Which makes the whole Court cackle about his possible return to grace.

But the Poquelins, like the Cressés, were careful not to get involved in the intrigues.

They have better things to do.

Including conducting their business.

Those of Jean Poquelin began under the best auspices.

In 1620, he rented the Pavillon des Singes which had housed a deceased upholsterer and he took over his stock of goods as well as his practice.

It has many great lords.

In 1621, he married Marie Cressé, whose dowry amounted to two thousand two hundred pounds, which allowed him to settle all his debts.


Marie's father, who does not disdain to sign Louis de Cressé, now leaves it to his sons to make his own workshop as an interior designer and decorator prosper.

He even thinks of buying a country house to go and breathe air purer than that of Paris.

Once a week, he goes to the Hôtel de Bourgogne because he is obsessed with the theater.

Soon he will take his favorite grandson there, who will see the most famous trio of pranksters of the time, Turlupin, Gaultier-Garguille and Gros-Guillaume, before he breaks up.


Jean-Baptiste's father doubts that this habit of going to fairs and trestles is very reasonable, he sometimes argues with his stepfather, but, too busy, lets it go.

In 1631, Jean Poquelin bought from his brother Nicolas, who could no longer honor his debts, the position of ordinary upholsterer to the king.

The service consists in coming, one quarter a year, at His Majesty's rising to adorn his bed.

It makes it possible to wear the title of squire and offers a privilege on royal orders.


Jean Poquelin would consider himself the happiest of men if his wife's health did not leave much to be desired.

Marie bore him six children, two of whom died in infancy.

Pale, languid, it declines as a candle goes out little by little.

In 1632, the doctors admit they are powerless to save her.

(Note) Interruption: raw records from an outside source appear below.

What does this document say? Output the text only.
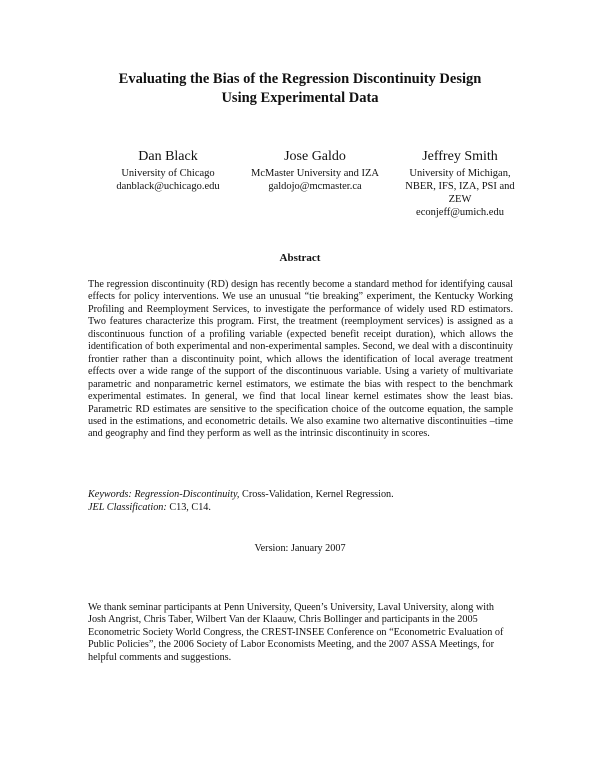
Evaluating the Bias of the Regression Discontinuity Design
Using Experimental Data
Dan Black
University of Chicago
danblack@uchicago.edu
Jose Galdo
McMaster University and IZA
galdojo@mcmaster.ca
Jeffrey Smith
University of Michigan,
NBER, IFS, IZA, PSI and
ZEW
econjeff@umich.edu
Abstract
The regression discontinuity (RD) design has recently become a standard method for identifying causal effects for policy interventions. We use an unusual “tie breaking” experiment, the Kentucky Working Profiling and Reemployment Services, to investigate the performance of widely used RD estimators. Two features characterize this program. First, the treatment (reemployment services) is assigned as a discontinuous function of a profiling variable (expected benefit receipt duration), which allows the identification of both experimental and non-experimental samples. Second, we deal with a discontinuity frontier rather than a discontinuity point, which allows the identification of local average treatment effects over a wide range of the support of the discontinuous variable. Using a variety of multivariate parametric and nonparametric kernel estimators, we estimate the bias with respect to the benchmark experimental estimates. In general, we find that local linear kernel estimates show the least bias. Parametric RD estimates are sensitive to the specification choice of the outcome equation, the sample used in the estimations, and econometric details. We also examine two alternative discontinuities –time and geography and find they perform as well as the intrinsic discontinuity in scores.
Keywords: Regression-Discontinuity, Cross-Validation, Kernel Regression.
JEL Classification: C13, C14.
Version: January 2007
We thank seminar participants at Penn University, Queen’s University, Laval University, along with Josh Angrist, Chris Taber, Wilbert Van der Klaauw, Chris Bollinger and participants in the 2005 Econometric Society World Congress, the CREST-INSEE Conference on “Econometric Evaluation of Public Policies”, the 2006 Society of Labor Economists Meeting, and the 2007 ASSA Meetings, for helpful comments and suggestions.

Jean-Baptiste has just turned ten.


Having become the surrogate guardian of the children of his deceased daughter, Louis Cressé will never desert the Pavillon des Singes.

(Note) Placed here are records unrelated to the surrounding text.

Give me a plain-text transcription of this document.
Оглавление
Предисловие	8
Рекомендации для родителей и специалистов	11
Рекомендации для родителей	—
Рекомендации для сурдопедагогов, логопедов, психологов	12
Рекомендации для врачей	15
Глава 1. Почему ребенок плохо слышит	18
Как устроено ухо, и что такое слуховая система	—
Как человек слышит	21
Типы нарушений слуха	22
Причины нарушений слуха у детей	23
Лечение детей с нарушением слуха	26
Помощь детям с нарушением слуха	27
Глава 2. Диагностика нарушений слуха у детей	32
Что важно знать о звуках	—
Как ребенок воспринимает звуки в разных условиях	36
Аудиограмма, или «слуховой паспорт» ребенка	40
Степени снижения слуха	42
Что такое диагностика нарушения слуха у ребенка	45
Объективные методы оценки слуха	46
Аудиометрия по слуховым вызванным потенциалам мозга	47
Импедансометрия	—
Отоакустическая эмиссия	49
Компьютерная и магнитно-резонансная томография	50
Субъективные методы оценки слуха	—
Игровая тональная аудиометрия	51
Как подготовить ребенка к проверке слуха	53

And even when his son-in-law remarried in 1633 with the daughter of a saddler, he continued to take care of his grandchildren, especially Jean-Baptiste, whose quick-wittedness and taste for books, no doubt inherited from his mother, and the inclinations for study flatter his vanity.

He begins to dream of seeing Jean-Baptiste rise above his bourgeois condition.

Doesn't the youngster already have the stuff and bearing of a gentleman?

In 1635, Louis Cressé succeeded in convincing Jean Poquelin to entrust his eldest to the Jesuits of the College of Clermont who provided a solid Latin education there to a large number of offspring of the nobility.

They are separated from the common only by a golden grid.

The cover of

Figaro Hors-Série

What's New?

Moliere!

CCO Paris/Carnavalet Museum

"

What's up?"

Moliere!

», 114 pages, €8.90, available on newsstands and Figaro Store.

Source: lefigaro

All life articles on 2022-04-15

You may like

Trends 24h

Latest

© Communities 2019 - Privacy

The information on this site is from external sources that are not under our control.
The inclusion of any links does not necessarily imply a recommendation or endorse the views expressed within them.